(Tiny Tips) – Succession Planting – Is this your first time starting a vegetable garden this year? Most non-gardeners think of starting a garden as something you do one day in the spring. However, if you want your garden to be a primary source of food, you need to understand and practice succession planting.
One and Done For
“Lying in the garden” on a sunny spring weekend has huge emotional appeal. But if you plant everything at once, everything will ripen immediately. When the glut ends, so does your gardening season.
Some plants, such as peas, beans and tomatoes, may continue to produce for a slightly longer period. If you plant your entire garden at once, and only once, your garden will typically only produce a lot of food for a short period of time. If you garden for fun, this may be fine.
However, if you want your garden to replace your weekly trips to the grocery store, you’ll need a more sophisticated planting plan.
What Is Succession Planting?
Even former gardeners usually realize that some vegetables can be planted when the weather is cool, while others must wait until soil temperatures warm. This can result in too many vegetables. Therefore, it is best to carry out a series of consecutive harvests during the growing season.
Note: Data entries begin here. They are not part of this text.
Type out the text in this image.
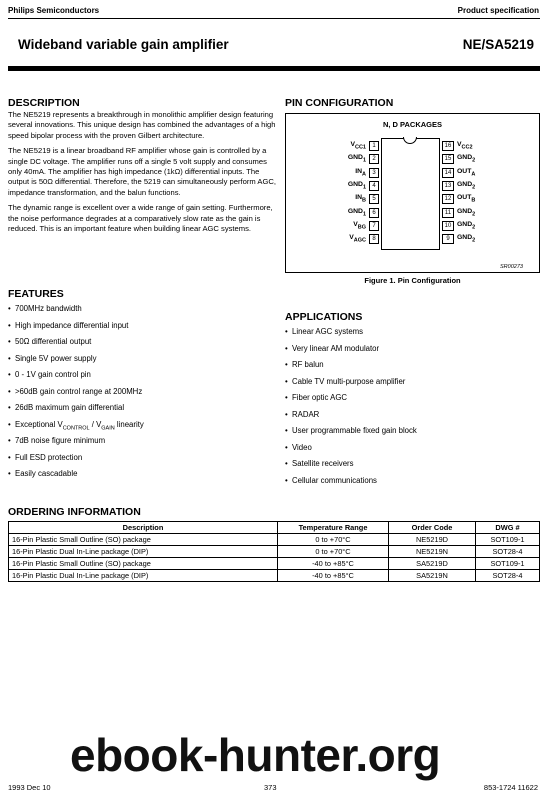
Philips Semiconductors	Product specification
Wideband variable gain amplifier	NE/SA5219
DESCRIPTION

The NE5219 represents a breakthrough in monolithic amplifier design featuring several innovations. This unique design has combined the advantages of a high speed bipolar process with the proven Gilbert architecture.

The NE5219 is a linear broadband RF amplifier whose gain is controlled by a single DC voltage. The amplifier runs off a single 5 volt supply and consumes only 40mA. The amplifier has high impedance (1kΩ) differential inputs. The output is 50Ω differential. Therefore, the 5219 can simultaneously perform AGC, impedance transformation, and the balun functions.

The dynamic range is excellent over a wide range of gain setting. Furthermore, the noise performance degrades at a comparatively slow rate as the gain is reduced. This is an important feature when building linear AGC systems.

PIN CONFIGURATION
N, D PACKAGES
$V_{CC1}$	1
$GND_1$	2
$IN_A$	3
$GND_1$	4
$IN_B$	5
$GND_1$	6
$V_{BG}$	7
$V_{AGC}$	8
16 $V_{CC2}$
15 $GND_2$
14 $OUT_A$
13 $GND_2$
12 $OUT_B$
11 $GND_2$
10 $GND_2$
9	$GND_2$
SR00273
Figure 1. Pin Configuration
FEATURES
• 700MHz bandwidth
• High impedance differential input
• 50Ω differential output
• Single 5V power supply
• 0 - 1V gain control pin
• >60dB gain control range at 200MHz
• 26dB maximum gain differential
• Exceptional $V_{CONTROL} / V_{GAIN}$ linearity
• 7dB noise figure minimum
• Full ESD protection
• Easily cascadable
APPLICATIONS
• Linear AGC systems
• Very linear AM modulator
• RF balun
• Cable TV multi-purpose amplifier
• Fiber optic AGC
• RADAR
• User programmable fixed gain block
• Video
• Satellite receivers
• Cellular communications
ORDERING INFORMATION
Description	Temperature Range	Order Code	DWG #
16-Pin Plastic Small Outline (SO) package	0 to +70°C	NE5219D	SOT109-1
16-Pin Plastic Dual In-Line package (DIP)	0 to +70°C	NE5219N	SOT28-4
16-Pin Plastic Small Outline (SO) package	-40 to +85°C	SA5219D	SOT109-1
16-Pin Plastic Dual In-Line package (DIP)	-40 to +85°C	SA5219N	SOT28-4
ebook-hunter.org
1993 Dec 10	373	853-1724 11622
Succession planting is more than just planting different vegetables at the times they are most likely to survive. Sequential planting is a detailed system for planning the quantities and maturity dates of each vegetable you plant to avoid producing too much produce at once and ensure a longer harvest – even into next spring.
Staggered Planting
Planting small quantities of each variety successively throughout the period when temperatures are suitable for planting ensures a more even and continuous harvest. This strategy is especially useful for plants like lettuce, which all mature once. But it’s even useful for plants like indeterminate tomatoes that continue to produce fruit until frost. The first fruit set is usually the most productive. When yields from older plants decline, staggered planting can increase yields.
How long should you wait between successive plantings? The exact planting interval depends on many factors, including the size of the garden, temperature, and how long each variety takes to mature. However, there are some general guidelines for different cultures.
Successive Crops
Some vegetables take longer to grow than others. Leeks can take up to 170 days to mature. They take up space in your garden throughout the growing season. But other vegetables ripen quickly, too: radishes take less than a month from sowing to harvest, and some lettuces mature in as little as 45 days.
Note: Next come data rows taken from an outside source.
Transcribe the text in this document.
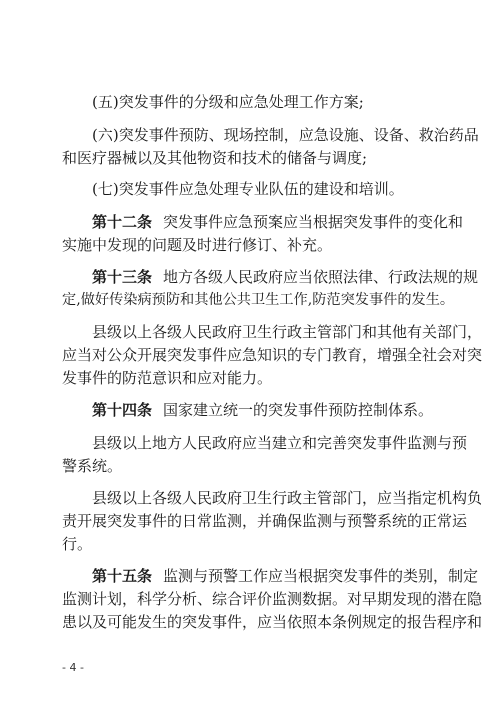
(五)突发事件的分级和应急处理工作方案;
(六)突发事件预防、现场控制，应急设施、设备、救治药品
和医疗器械以及其他物资和技术的储备与调度;
(七)突发事件应急处理专业队伍的建设和培训。
第十二条 突发事件应急预案应当根据突发事件的变化和
实施中发现的问题及时进行修订、补充。
第十三条 地方各级人民政府应当依照法律、行政法规的规
定,做好传染病预防和其他公共卫生工作,防范突发事件的发生。
县级以上各级人民政府卫生行政主管部门和其他有关部门，
应当对公众开展突发事件应急知识的专门教育，增强全社会对突
发事件的防范意识和应对能力。
第十四条 国家建立统一的突发事件预防控制体系。
县级以上地方人民政府应当建立和完善突发事件监测与预
警系统。
县级以上各级人民政府卫生行政主管部门，应当指定机构负
责开展突发事件的日常监测，并确保监测与预警系统的正常运
行。
第十五条 监测与预警工作应当根据突发事件的类别，制定
监测计划，科学分析、综合评价监测数据。对早期发现的潜在隐
患以及可能发生的突发事件，应当依照本条例规定的报告程序和
- 4 -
Sequential cultivation exploits these differences in maturity rates and optimal planting times to produce multiple harvests per season in the same garden area. For succession planting, it is helpful to divide crops into categories: short season, half season, and long season.
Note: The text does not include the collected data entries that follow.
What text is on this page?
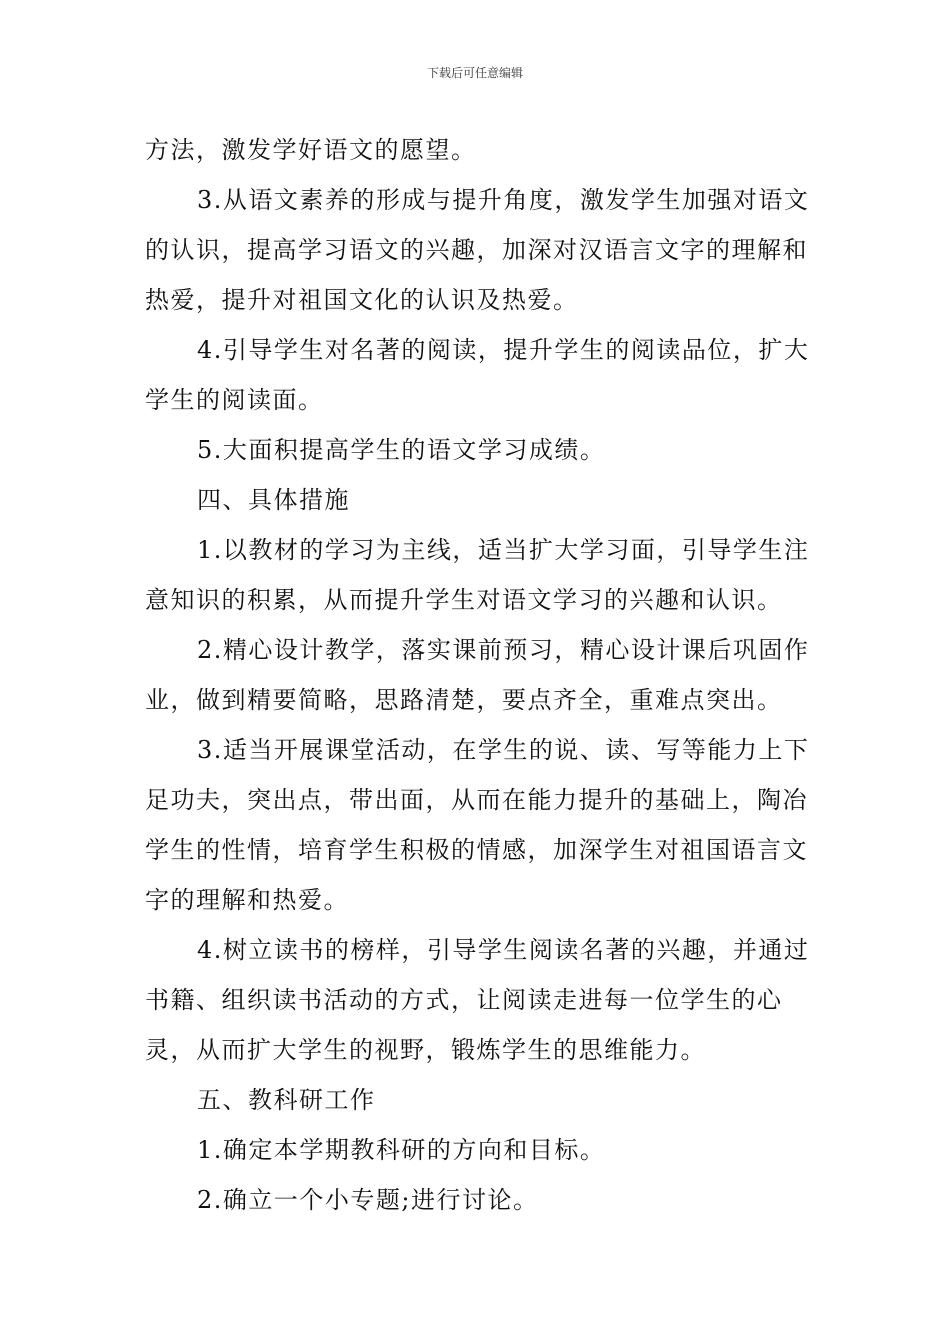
下载后可任意编辑

方法，激发学好语文的愿望。

3.从语文素养的形成与提升角度，激发学生加强对语文的认识，提高学习语文的兴趣，加深对汉语言文字的理解和热爱，提升对祖国文化的认识及热爱。

4.引导学生对名著的阅读，提升学生的阅读品位，扩大学生的阅读面。

5.大面积提高学生的语文学习成绩。

四、具体措施

1.以教材的学习为主线，适当扩大学习面，引导学生注意知识的积累，从而提升学生对语文学习的兴趣和认识。

2.精心设计教学，落实课前预习，精心设计课后巩固作业，做到精要简略，思路清楚，要点齐全，重难点突出。

3.适当开展课堂活动，在学生的说、读、写等能力上下足功夫，突出点，带出面，从而在能力提升的基础上，陶冶学生的性情，培育学生积极的情感，加深学生对祖国语言文字的理解和热爱。

4.树立读书的榜样，引导学生阅读名著的兴趣，并通过书籍、组织读书活动的方式，让阅读走进每一位学生的心灵，从而扩大学生的视野，锻炼学生的思维能力。

五、教科研工作

1.确定本学期教科研的方向和目标。

2.确立一个小专题;进行讨论。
- Short-season crops, such as lettuce, radishes and green onions, can be grown as cutting crops or multiple times during a season.
- Depending on frost dates, semi-season plants such as bush beans, cucumbers, and zucchini can often replace early-maturing, fast-growing cool-season crops, or be replaced by mid-summer plants for fall harvest.
- Long-term crops such as tomatoes, peppers and eggplants occupy space in most northern gardens all season long.
Even different varieties of the same vegetable can have different levels of ripeness. For example, pepperoni may take 60 to 90 days. Maximize the yield of successive crops by selecting the fastest-growing varieties of each crop.
Intercropping
Sometimes, it is not necessary to harvest one crop before planting another. Pair planting or intercropping is another way to take advantage of the unique needs of different plants.
The Three Sisters planting is a prime example, as the heavily fed corn acts as a trellis for nitrogen-fixing beans, while the pumpkins grow low to the ground, suppressing weeds and locking in soil moisture.
Other cover planting strategies include planting cool-season plants in the shade of warm-season plants; mixing fast-growing and slow-growing plants and harvesting the fast-growing plants before they get too big; and planting deep-rooted plants near shallow-rooted plants.
Succession Planting Schedules
There are many good books on extending the gardening season that explain succession planting in detail (The Year-Round Vegetable Gardener is a classic). However, for specific advice on succession planting programs in your area, please contact your local regional office.
Feature image by Tania Malréchauffé on Unsplash.